"Radit?!"
Fano segera membekap mulutnya sendiri ia mencari tempat yang pas untuk menguping setidaknya ia merasa lega karena orang yang selama ini dia cari baik baik saja.
Ketika hendak memposisikan telinga nya agar dapat mendengar, beberapa suster datang dan menyuruh Fano untuk minggir para suster tersebut masuk kedalam ruangan Radit.
Beberapa saat kemudian Pintu terbuka menampakan Wijaya,Dokter dan beberapa suster tersebut keluar sambil membawa bangsal Radit raut muka mereka terlihat panik,dan wajah Radit yang semakin pucat itu menambah kekhawatiran Fano beruntung Wijaya tak melihat Fano.
Mereka terus berjalan dan sampai pada ruangan tertutup dimana terlihat Wijaya yang dilarang masuk. Fano mendekati Wijaya yang sedang duduk dengan raut wajah resah.
"Pak Wijaya?" panggil Fano pelan.
Wijaya mendongakan kepalanya dia sedikit terkejut karena bertemu dengan Fano dirumah sakit.
"Ah! kamu...anaknya Adam?"
"Iya kita sudah 2 kali ketemu."
"Iya benar" jawab Wijaya sambil menundukkan kepalanya ada tetesan air yang terlihat jatuh saat dia menundukkan kepalanya lalu ia mengusapnya pelan dan kembali menatap Fano yang berdiri sambil memandangi pintu tempat Radit berada mata Fano terlihat berkaca kaca.
"Sini." Wijaya menepuk kursi disebelahnya bermaksud agar Fano duduk disebelahnya Fano mengangguk menurut.
"Radit selama ini sama om?" tanya Fano sendu.
"Gimana kabar Radit belakangan ini?" sambungnya.
"Sebelumnya baik." balas Wijaya singkat.
"Besok ulang tahun Ayah kamu ya?" tanya Wijaya.

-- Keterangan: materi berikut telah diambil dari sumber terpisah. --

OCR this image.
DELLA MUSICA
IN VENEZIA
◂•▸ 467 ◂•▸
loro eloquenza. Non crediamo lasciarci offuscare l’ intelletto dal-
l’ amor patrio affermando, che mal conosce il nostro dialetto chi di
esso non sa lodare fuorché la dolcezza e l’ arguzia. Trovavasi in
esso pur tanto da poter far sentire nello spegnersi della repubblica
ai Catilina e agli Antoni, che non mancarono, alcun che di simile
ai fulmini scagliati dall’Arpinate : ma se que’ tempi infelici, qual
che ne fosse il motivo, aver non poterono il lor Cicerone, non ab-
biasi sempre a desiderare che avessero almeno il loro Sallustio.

"Kok om tau?" tanya Fano heran.
"Radit yang cerita dari kemarin yang dia ceritain cuman ayah kamu kayaknya dia sayang banget sama ayahnya dia bahkan selalu tanya kira kira ayah kamu lagi apa? apa dia sehat? padahal dirinya sendiri semakin bertambah hari semakin kurus...." Wijaya menjeda kalimatnya merasa bahwa jika ia lanjutkan air matanya akan kembali menetes, Wijaya menarik nafas dalam dalam sebelum melanjutkan kembali.
"...om jadi iri sebaik apa si ayah kamu sampai Radit sesayang itu meskipun kami rekan bisnis tapi om nggak tau kan kehidupan keluarganya ayah kamu orang yang sangat baik pastinya ya?"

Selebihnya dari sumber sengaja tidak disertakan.